Fig. 24.2 Immunostains and Merkel cell carcinoma. a and b show perinuclear dot positivity with CK-20 (refer to arrow on b). Positive synaptophysin stain in c. Negative TTF-1 stain in d

24.3Management of Merkel Cell Carcinoma

24.3.1 Patient Evaluation and Staging

Patient evaluation begins with assessment of the primary tumor and correct histopathologic diagnosis using hematoxylin and eosin as well as immunostains. Once the diagnosis of MCC is established, a complete skin and clinical lymph node exam is recommended to evaluate for regional and/or distant spread. If clinically indicated, imaging should be performed for staging purposes.
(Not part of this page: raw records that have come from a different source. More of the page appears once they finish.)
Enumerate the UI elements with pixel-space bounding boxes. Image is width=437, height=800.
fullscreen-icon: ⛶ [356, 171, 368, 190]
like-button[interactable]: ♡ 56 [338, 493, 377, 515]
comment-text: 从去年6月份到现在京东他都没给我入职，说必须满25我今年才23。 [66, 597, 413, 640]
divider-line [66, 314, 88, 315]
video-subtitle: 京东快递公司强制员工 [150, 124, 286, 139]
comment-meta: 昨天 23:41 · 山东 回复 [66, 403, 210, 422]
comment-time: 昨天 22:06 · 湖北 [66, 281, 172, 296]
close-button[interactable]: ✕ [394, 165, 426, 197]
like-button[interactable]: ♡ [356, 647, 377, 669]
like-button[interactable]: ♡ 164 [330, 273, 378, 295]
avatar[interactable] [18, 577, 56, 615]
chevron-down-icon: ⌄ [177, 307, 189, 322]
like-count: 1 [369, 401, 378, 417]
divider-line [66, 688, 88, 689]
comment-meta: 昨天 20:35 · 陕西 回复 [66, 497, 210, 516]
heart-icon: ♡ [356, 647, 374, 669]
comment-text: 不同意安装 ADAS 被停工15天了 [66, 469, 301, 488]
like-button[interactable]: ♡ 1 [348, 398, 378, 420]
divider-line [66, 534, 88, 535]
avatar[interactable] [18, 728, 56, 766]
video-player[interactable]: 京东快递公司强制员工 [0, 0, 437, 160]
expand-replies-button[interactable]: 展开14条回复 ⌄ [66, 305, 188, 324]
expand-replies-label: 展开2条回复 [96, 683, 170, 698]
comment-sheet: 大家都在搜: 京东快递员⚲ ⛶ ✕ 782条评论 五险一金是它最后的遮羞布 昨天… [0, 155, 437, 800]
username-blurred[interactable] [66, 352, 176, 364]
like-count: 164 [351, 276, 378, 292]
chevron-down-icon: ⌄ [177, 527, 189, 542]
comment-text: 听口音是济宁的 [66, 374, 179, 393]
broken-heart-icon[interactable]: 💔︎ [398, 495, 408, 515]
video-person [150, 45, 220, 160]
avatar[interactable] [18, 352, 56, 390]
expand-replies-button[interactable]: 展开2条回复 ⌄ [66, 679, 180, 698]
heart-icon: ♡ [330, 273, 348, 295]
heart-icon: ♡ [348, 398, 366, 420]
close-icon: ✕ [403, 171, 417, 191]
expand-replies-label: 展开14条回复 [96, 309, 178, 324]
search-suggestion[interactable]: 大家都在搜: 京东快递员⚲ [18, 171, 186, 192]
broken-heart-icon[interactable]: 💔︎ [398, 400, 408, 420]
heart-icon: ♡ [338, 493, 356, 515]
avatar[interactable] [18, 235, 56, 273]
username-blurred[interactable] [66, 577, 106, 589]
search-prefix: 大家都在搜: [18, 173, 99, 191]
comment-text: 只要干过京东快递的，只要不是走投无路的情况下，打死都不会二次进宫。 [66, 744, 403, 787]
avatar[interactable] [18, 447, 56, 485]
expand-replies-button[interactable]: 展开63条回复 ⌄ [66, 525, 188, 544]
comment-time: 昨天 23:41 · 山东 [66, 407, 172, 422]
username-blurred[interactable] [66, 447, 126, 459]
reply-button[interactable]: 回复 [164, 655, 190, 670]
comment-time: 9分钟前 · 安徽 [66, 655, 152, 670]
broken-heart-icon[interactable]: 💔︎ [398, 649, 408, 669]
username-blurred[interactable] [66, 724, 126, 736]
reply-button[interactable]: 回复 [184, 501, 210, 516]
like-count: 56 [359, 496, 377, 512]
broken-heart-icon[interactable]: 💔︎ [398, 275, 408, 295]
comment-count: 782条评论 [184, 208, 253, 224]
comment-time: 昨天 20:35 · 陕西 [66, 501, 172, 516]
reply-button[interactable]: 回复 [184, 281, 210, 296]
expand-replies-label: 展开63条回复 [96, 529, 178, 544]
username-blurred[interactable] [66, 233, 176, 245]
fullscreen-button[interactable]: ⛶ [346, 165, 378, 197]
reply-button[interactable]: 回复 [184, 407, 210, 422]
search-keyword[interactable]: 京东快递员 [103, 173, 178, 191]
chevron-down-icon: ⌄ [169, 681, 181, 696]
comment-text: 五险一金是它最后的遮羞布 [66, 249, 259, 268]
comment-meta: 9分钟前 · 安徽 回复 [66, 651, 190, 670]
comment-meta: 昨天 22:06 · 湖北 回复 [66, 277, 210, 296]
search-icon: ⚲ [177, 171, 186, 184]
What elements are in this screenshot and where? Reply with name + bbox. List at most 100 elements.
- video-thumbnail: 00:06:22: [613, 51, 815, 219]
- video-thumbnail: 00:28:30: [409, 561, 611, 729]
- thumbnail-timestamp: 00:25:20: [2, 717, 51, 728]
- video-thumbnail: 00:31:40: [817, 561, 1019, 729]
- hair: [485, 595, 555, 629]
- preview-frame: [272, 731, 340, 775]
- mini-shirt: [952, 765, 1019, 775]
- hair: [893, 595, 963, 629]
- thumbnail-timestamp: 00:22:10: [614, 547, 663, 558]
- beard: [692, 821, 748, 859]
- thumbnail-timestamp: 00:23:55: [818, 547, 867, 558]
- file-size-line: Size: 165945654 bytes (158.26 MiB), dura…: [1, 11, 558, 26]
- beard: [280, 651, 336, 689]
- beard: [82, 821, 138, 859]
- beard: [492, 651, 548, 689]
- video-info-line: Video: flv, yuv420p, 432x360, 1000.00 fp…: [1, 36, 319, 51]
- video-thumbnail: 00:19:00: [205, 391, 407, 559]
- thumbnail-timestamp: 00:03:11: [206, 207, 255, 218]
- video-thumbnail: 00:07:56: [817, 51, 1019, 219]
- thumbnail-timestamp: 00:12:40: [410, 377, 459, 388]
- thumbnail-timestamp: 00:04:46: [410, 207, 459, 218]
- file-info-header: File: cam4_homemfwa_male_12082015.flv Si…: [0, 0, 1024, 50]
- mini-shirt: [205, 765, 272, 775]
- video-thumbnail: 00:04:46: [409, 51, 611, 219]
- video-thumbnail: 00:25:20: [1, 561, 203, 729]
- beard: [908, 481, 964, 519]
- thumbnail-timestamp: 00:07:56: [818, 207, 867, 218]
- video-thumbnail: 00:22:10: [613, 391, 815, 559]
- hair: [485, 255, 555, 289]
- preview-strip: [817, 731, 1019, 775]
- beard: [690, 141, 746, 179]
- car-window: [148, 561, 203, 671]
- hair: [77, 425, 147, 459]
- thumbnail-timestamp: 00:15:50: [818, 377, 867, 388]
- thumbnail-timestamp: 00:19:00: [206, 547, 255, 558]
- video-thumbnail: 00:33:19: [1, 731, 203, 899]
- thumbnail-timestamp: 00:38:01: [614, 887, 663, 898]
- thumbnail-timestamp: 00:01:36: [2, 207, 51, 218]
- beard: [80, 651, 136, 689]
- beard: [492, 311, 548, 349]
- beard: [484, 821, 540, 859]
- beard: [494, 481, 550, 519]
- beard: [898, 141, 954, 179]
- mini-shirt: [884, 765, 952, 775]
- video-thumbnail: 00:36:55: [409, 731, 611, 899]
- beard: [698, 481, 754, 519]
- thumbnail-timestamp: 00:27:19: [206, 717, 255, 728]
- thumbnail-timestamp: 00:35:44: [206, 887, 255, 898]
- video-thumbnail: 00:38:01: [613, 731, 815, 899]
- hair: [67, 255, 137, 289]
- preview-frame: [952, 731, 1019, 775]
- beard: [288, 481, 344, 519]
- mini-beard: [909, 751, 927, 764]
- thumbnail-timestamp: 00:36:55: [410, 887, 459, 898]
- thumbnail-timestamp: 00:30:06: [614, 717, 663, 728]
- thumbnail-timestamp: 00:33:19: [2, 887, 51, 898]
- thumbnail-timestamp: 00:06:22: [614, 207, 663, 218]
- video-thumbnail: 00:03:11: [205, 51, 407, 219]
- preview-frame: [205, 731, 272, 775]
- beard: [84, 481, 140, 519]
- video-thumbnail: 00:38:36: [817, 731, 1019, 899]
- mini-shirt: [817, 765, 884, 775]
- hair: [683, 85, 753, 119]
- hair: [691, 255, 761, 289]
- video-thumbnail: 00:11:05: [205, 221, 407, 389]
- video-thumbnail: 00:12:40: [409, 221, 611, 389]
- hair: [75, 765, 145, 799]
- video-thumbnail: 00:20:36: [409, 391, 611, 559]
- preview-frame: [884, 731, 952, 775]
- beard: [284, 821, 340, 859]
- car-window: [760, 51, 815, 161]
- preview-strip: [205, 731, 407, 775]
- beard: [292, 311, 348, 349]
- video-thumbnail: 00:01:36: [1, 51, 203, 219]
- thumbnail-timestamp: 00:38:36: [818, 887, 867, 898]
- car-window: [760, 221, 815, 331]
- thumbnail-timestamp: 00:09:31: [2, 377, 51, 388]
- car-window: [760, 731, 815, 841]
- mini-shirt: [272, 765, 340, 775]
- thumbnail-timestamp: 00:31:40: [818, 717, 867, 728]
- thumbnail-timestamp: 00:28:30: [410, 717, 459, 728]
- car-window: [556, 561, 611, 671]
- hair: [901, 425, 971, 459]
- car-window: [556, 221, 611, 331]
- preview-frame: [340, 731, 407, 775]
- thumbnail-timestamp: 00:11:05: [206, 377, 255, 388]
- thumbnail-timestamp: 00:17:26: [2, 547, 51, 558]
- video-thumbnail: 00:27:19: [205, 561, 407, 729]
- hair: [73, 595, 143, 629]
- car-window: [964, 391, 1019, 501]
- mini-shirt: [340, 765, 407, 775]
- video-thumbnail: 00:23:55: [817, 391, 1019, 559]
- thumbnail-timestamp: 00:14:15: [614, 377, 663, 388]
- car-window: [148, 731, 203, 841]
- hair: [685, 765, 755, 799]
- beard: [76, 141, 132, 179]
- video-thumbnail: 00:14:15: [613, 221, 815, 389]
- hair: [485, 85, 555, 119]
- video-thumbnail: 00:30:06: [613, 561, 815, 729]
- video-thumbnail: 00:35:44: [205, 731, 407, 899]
Useful imaging modalities include computed tomography (CT), magnetic resonance imaging (MRI), and positron emission tomography–computed tomography (PET-CT) [20].

Multiple competing staging systems have been proposed in the past [21–24]. Given the heterogeneity of these systems, the American Joint Committee on Cancer

(AJCC) developed Merkel cell-specific guidelines using the primary tumor, regional lymph node involvement, and distant metastasis (TNM system) [25]. In summary, stage I and II define patients with local disease based on tumor size (I is <2 cm; II is >2 cm). If patients are pathologically node-negative they are substaged as A (substaged as B if only clinical evaluation of nodes was performed). Patients with lymph node involvement are stage III (substaged as A for pathologically positive, clinically occult nodes and B for clinically evident nodes). Stage IV defines patients with distant metastasis [25].

Sentinel lymph node (SLN) evaluation has been advocated in the evaluation of patients with melanoma, and a similar approach has been proposed for MCC. Studies have shown MCC spreads in an orderly fashion, and metastasis occurs via lymphatic spread to regional lymph nodes prior to systemic spread [21].